Pemohon kemudian mulai berbicara tentang bagaimana beberapa bukti dalam kasusnya “tidak jelas”. Dia mempertanyakan mengapa salah satu korban menolak pemeriksaan medis, dan mengatakan “tidak adil” jika pengadilan memberinya hukuman seperti itu jika buktinya tidak jelas.
“Misalnya kalau tidak ada contoh yang jelas terkait kasusnya… DNA dari satu pakaian bisa saja berpindah ke pakaian orang lain, tapi bukan berarti (itu) tidak berasal dari saya, Yang Mulia, itu bisa saja orang lain,” kata pria itu.
Ketua hakim mengatakan pria tersebut mengajukan banding atas hukumannya dan bukan hukumannya dan “tidak ada keraguan mengenai kesalahannya dalam kasus ini”.
“Saya tidak akan mendengarkan argumentasi apakah buktinya jelas atau tidak, karena keyakinannya tetap ada,” kata Ketua Hakim Menon.
Pria tersebut kemudian memberikan alasan lain atas harapannya agar hukuman penjaranya dikurangi.
“Saya berharap bisa menunaikan ibadah haji mini. Kalau nanti saya keluar di usia 65 tahun atau lebih, saya khawatir saya tidak kuat untuk menunaikan ibadah haji,” ujarnya.
Hakim Agung Menon mengatakan hal itu “tidak ada bedanya” karena pengurangan yang dimintanya adalah sekitar dua tahun dan menurutnya tidak ada relevansinya.
“Kami menolak banding tersebut,” ujarnya. “Tidak ada kesalahan dalam penilaian juri.”
Pria tersebut mulai mengeksploitasi anak-anaknya secara seksual ketika putri sulungnya baru berusia enam hingga tujuh tahun, dan hanya putri bungsunya yang selamat, demikian isi hukuman pada saat itu.
Ia sengaja mengambil langkah untuk menceraikan salah satu putrinya dengan membawanya ke apartemen baru keluarganya yang masih dalam pembangunan dan memperkosanya di sana.

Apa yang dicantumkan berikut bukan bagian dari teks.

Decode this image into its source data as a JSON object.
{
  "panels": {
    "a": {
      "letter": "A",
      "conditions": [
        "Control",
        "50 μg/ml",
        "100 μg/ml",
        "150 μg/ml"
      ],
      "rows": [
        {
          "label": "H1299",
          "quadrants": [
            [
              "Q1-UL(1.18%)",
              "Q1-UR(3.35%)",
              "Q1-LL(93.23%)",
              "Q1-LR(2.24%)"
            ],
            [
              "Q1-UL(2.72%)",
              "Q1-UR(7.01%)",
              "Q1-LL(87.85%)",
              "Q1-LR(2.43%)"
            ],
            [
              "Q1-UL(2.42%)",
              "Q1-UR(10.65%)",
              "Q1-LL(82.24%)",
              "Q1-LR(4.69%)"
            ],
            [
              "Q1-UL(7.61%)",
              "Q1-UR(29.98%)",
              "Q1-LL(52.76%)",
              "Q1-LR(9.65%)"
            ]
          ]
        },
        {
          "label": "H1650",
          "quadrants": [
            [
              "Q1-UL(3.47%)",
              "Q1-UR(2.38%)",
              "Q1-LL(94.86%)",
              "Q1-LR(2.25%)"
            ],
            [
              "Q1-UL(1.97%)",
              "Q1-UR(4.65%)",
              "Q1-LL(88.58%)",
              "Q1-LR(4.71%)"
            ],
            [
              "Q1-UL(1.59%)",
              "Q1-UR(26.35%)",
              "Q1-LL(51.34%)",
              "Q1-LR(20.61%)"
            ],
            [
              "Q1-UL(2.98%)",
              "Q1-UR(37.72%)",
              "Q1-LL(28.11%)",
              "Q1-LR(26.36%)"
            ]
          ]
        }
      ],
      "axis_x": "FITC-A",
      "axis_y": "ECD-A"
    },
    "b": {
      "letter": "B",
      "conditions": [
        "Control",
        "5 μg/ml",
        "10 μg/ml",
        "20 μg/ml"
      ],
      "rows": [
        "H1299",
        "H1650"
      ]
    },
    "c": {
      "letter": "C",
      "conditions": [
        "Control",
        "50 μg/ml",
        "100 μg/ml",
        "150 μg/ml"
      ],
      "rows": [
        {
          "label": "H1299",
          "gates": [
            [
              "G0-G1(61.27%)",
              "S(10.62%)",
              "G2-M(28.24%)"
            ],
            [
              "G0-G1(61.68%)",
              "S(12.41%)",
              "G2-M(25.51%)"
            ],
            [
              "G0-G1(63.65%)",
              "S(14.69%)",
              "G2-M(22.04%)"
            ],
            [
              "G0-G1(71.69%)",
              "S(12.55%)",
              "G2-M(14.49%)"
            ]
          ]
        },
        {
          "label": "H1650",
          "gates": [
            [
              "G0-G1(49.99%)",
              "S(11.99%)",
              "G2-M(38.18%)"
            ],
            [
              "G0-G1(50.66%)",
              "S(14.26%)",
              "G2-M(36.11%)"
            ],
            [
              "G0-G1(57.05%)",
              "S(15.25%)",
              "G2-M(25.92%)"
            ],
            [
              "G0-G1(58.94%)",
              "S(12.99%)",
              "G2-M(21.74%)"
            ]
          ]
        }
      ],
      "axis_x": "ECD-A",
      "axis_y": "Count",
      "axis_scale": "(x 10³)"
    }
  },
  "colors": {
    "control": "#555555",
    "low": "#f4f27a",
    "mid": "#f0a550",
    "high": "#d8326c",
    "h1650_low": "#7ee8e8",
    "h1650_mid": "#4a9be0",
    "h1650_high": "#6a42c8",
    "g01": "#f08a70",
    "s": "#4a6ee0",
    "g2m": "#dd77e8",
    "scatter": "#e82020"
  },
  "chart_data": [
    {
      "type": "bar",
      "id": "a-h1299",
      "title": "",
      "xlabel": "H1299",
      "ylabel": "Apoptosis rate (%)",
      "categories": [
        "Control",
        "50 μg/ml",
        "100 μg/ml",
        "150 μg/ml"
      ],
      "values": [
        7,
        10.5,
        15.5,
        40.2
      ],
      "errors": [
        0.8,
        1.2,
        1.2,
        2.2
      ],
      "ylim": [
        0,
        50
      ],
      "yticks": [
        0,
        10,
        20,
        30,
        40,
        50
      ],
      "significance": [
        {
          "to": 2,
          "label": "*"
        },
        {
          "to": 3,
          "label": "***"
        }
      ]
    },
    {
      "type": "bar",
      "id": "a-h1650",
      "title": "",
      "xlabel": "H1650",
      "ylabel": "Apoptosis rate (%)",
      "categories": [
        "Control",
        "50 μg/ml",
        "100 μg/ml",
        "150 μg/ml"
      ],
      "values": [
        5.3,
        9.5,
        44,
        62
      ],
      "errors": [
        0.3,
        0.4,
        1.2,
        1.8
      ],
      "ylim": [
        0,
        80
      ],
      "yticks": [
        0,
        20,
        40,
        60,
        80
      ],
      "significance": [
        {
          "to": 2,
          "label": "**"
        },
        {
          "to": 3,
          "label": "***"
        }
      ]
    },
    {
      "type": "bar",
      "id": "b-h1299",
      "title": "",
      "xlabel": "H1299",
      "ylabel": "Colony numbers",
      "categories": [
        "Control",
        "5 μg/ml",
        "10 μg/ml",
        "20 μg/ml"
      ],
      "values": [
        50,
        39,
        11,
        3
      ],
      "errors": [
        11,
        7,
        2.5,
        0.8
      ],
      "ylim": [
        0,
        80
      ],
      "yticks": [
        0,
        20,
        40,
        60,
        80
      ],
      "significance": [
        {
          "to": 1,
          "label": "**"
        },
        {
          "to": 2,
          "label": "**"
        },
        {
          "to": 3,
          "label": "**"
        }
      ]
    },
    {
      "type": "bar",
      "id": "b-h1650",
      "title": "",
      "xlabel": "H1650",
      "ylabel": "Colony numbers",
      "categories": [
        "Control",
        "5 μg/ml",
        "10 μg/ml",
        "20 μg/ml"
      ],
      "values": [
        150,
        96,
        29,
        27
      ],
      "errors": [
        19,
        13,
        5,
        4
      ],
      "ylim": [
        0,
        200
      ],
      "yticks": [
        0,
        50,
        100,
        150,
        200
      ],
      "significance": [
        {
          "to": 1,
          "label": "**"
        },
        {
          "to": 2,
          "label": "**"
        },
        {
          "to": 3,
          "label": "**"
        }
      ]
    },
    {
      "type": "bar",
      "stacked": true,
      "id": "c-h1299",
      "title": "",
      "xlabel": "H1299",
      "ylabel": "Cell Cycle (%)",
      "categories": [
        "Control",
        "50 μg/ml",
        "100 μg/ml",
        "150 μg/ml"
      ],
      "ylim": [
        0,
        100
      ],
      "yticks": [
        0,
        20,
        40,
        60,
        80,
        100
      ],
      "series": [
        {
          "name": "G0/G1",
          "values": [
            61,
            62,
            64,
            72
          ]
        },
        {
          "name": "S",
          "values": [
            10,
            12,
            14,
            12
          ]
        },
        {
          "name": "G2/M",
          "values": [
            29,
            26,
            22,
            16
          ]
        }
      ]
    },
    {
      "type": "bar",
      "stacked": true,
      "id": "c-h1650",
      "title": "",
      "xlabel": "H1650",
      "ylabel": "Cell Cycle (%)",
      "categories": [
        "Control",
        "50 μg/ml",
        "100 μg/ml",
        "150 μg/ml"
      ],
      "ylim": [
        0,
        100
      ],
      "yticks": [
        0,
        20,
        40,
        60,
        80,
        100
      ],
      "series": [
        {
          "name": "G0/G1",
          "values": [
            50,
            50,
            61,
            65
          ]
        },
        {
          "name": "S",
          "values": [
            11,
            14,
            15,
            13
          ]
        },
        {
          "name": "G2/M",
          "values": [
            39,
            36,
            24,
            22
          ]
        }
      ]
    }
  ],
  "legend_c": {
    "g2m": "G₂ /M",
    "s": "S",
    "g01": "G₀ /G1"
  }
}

Dia juga merawatnya secara seksual dan mencoba menormalkan pelecehan tersebut dengan menunjukkan pornografinya ketika dia berada di Sekolah Dasar 5.
Hakim mencatat bahwa “tidak ada yang dapat mengembalikan kepolosan korban atau memberikan kompensasi atas penderitaan mereka”.